|Me with the Turkeys at Mercade de San Juan|
|My Finished Turkey!|
Here’s what I’m making with my finds! Feel free to substitute leftover chicken or rotisserie chicken for the turkey, and almost any hearty green you like for the bok choy. (Swiss Chard, labeled “acelga”, is commonly found in Mexican grocery stores. If you use a more tender green such as spinach, skip step 3 and add it with the turkey in step 4.)

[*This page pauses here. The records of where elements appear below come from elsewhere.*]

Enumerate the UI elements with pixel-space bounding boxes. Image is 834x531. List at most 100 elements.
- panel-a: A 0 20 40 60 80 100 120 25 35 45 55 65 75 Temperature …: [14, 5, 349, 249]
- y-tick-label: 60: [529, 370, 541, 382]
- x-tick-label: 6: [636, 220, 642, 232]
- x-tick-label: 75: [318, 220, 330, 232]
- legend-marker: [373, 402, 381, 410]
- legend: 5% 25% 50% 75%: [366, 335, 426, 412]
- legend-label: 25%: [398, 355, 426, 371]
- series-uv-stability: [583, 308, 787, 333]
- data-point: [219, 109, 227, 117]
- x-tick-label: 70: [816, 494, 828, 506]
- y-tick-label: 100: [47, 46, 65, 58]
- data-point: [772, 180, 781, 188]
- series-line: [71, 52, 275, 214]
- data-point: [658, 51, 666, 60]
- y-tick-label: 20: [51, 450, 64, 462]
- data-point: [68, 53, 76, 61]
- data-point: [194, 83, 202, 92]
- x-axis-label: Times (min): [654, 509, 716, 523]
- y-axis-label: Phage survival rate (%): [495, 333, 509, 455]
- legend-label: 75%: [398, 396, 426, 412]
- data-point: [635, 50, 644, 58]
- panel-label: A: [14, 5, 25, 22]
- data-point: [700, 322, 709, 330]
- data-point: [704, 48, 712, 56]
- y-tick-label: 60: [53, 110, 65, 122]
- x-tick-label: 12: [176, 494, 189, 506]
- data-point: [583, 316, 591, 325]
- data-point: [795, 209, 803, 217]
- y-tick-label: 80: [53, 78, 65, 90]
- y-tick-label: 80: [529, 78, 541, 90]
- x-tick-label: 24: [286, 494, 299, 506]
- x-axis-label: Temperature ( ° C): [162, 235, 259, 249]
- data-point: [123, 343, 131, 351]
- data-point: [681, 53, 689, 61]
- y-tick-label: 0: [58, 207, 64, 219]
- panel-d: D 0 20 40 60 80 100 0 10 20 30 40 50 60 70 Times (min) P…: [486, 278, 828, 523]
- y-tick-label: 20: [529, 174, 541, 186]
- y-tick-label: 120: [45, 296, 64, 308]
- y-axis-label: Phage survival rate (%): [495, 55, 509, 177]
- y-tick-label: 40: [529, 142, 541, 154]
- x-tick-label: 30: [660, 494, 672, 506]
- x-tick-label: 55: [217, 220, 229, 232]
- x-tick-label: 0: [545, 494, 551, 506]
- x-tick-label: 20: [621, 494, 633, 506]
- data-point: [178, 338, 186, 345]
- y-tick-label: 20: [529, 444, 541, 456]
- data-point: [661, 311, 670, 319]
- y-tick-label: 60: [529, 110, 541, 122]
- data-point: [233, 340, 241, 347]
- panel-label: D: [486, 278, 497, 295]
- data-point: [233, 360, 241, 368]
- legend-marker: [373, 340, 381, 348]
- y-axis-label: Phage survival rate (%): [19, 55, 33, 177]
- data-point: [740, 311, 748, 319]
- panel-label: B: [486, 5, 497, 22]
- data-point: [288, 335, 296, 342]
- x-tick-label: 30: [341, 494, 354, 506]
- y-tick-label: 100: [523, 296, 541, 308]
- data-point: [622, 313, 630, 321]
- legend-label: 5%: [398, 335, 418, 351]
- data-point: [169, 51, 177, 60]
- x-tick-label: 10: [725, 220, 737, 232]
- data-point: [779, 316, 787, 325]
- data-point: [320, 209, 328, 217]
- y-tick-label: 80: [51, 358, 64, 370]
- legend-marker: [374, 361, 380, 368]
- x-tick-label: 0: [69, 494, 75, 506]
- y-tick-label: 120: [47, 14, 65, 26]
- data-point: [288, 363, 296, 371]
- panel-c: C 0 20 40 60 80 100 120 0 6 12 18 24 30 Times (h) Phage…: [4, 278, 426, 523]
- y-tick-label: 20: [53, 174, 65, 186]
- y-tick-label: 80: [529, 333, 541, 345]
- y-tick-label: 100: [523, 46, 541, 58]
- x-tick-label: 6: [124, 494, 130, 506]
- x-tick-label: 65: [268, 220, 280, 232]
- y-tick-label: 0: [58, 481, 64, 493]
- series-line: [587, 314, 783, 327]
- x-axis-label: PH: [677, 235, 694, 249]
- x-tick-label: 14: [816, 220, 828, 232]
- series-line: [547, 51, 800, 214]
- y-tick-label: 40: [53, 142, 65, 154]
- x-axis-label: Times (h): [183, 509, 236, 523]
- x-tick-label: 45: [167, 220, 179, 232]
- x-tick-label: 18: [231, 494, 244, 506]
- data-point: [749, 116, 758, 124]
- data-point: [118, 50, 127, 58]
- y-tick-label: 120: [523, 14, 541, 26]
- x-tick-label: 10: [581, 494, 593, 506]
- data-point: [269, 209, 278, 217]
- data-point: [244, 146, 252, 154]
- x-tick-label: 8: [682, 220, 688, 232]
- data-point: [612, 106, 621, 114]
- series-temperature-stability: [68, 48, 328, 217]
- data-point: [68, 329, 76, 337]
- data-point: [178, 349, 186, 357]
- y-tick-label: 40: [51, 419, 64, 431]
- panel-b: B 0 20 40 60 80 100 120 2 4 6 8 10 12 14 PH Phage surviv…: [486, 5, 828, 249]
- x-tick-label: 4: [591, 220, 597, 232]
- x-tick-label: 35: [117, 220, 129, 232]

Asian Turkey Noodle Soup with Bok Choy
Adapted from www.finecooking.com Photo by Scott Phillips
4 oz thin Asian noodles of your preference, such as glass noodles or rice vermicelli
4 Cups chicken or turkey broth
3 large cloves garlic, smashed and peeled
1 2-inch long piece of fresh ginger, peeled and thinly sliced then mashed
1 ½ Tbsp. soy sauce (more for serving)
1 medium head bok choy (about 8 oz.), sliced ¼-inch thick crosswise (about 3 Cups) [see note above for greens substitution ideas]
2 Cups coarsely shredded cooked turkey or chicken
2 scallions, both white and green parts, thinly sliced
1. In a 3-qt saucepan, bring the broth, garlic, ginger and soy sauce to a rapid simmer over medium high heat. Cover and continue to simmer for 10 minutes; remove and discard garlic and ginger.
2. Add noodles to the broth and cook until tender. Using tongs, distribute the noodles among 4 bowls, preserving the broth in the saucepan.
3. Add the bok choy to the broth and cook, uncovered, until the white parts start to become tender, 3 to 4 minutes. Remove the bok choy and distribute among the bowls.
4. Add the turkey to the broth and simmer until just heated through, about 30 seconds. Distribute the meat and the broth among the bowls. Top with the scallions and serve with more soy sauce on the side.